A long time ago (late 2003) I posted about a protest in EverQuest. Some of the feedback was 'so what? This stuff has happened in virtual worlds forever.' Elizaebth Kolbert wrote about protesting, naked, vomiting avatars in her seminal New Yorker piece about Ultima Online. And Dibbell told us all about the politics of virtual spaces way back when.
That's probably why these pages didn't get too excited about the Star Wars Galaxies protest that occured in August of 2004, although we mentioned it.
Lately, there was a protest in World of Warcraft that brought down the Argent Dawn server. Alan Stern was kind enough to send us links.
Despite being an admitted WoW fanboi, I think it deserves discussion. Is it old hat? Or evidence of latent statehood?
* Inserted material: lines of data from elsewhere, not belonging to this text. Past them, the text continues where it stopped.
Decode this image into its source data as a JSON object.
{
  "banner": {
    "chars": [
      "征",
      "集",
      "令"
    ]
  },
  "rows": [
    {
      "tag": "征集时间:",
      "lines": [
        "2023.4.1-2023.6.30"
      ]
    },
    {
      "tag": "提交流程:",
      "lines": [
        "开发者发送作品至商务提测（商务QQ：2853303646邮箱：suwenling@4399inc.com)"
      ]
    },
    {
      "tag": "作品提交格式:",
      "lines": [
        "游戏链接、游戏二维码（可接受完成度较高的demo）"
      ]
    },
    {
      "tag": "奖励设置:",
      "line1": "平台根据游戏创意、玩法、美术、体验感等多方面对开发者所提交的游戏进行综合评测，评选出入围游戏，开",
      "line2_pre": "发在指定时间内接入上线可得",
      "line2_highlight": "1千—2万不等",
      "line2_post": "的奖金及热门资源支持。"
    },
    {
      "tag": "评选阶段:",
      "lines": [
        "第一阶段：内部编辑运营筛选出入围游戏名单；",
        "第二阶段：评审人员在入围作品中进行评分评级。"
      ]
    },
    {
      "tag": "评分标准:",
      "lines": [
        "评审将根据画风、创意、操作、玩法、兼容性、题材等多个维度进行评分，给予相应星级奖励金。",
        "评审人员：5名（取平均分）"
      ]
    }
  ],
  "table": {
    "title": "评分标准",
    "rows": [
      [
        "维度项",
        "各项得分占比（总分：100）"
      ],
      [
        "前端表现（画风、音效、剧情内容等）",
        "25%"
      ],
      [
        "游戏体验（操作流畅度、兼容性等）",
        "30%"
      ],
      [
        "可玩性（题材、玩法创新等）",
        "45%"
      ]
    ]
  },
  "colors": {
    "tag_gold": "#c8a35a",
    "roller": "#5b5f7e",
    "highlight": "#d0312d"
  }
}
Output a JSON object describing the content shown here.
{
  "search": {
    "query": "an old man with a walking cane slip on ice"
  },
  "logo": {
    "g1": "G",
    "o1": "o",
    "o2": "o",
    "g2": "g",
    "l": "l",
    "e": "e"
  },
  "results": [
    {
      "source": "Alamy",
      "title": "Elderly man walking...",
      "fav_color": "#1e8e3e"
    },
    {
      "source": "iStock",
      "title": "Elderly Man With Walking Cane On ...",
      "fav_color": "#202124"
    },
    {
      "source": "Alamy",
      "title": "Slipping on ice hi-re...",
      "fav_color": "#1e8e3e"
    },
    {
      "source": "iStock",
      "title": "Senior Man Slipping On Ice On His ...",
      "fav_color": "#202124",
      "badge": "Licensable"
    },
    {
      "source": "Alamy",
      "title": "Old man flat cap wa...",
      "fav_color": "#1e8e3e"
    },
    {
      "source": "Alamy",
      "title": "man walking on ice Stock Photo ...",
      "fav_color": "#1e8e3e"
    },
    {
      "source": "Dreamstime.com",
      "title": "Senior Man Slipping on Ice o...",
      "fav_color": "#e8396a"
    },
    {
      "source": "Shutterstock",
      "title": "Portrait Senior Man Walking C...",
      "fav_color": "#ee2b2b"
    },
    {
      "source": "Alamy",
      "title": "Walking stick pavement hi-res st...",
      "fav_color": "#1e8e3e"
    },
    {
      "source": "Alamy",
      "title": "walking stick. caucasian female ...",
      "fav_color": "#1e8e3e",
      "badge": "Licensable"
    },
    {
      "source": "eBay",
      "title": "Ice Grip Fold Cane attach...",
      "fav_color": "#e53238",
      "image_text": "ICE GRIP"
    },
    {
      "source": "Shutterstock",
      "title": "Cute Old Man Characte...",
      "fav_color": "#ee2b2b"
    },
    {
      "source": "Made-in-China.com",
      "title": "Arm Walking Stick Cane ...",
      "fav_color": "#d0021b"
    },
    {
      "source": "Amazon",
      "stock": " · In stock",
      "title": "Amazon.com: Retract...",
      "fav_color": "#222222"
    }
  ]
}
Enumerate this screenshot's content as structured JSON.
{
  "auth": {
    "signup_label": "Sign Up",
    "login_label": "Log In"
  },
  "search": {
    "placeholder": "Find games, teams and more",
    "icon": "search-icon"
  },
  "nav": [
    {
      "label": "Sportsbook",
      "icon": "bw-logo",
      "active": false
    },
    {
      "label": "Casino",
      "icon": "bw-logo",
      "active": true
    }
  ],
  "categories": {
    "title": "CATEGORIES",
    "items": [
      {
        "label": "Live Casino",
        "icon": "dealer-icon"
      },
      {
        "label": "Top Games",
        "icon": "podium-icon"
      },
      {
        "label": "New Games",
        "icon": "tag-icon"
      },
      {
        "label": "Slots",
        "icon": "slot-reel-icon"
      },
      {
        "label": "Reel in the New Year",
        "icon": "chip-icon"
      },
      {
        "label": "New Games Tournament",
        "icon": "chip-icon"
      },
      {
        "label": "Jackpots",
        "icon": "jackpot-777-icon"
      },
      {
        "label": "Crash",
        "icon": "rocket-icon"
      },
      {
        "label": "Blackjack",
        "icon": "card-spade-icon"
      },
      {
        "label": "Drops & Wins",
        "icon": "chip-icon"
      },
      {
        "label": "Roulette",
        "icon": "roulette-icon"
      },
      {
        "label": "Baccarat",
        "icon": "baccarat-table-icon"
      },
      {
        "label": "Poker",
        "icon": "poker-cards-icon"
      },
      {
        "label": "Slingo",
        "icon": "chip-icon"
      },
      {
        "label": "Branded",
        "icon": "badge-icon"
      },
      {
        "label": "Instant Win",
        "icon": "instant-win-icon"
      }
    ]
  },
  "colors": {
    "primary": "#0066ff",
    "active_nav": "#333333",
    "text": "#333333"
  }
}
The linked pics show the obligitorily naked avatars - gnomes for the most part (naturally!) - coalescing near the Ironforge Auction House. That area is usually crowded anyway, so it is already a weak spot for the server farm. GMs warned the au naturel lilliputians to disperse, and then began suspending accounts. Too late; the naked dancing gnomes brought the house down.
A similar sequence happened in the SWG protest, as I recall. The crowd assembled, the technology groaned, the GMs began dispersing people by force, the server crashed.
The people said their protest was repressed. The company said it was rightly defending society from damage, even destruction. The company says the forums are the appropriate channel for feedback. The people say they are not being heard there. The political issue (basically, the damage output of warriors) certainly rose in visibility. The protest was a success, as were those in EQ and SWG, by the standards we apply to RL protests.
Yes, it's just another virtual world protest. However, the nature of these political events and their replication under different circumstances in different worlds suggests that they reveal something fundamental. Running a virtual world is a service, as we are often reminded, but it is more than running a BBS or a shopping mall or an amusement. There's a nascent politics. There's policy. There's speech and assembly. There's terror and reaction. If destroying the world and banishing people are not terror and reaction, respectively, I don't know what would be.
All this means that there are real issues of governance in play in the metagame. Can we predict an outcome in the long run? Look, there's a trend in human political systems that appears to be basically universal as of 2005: social stress eventually puts all policymaking and the monopoly of force in the hands of an elected and more or less representative body of rulers.
That's certainly not the state of governance in synthetic worlds today, for better or worse. Is change coming?
Will the sense of user entitlement and citizenship persist? Will it grow? Why would it grow? Would it not rather just stay at this low level of disgruntlement that sometimes flares up into protest?
Will these cultures begin to think of themselves in terms of statehood? Will nations emerge?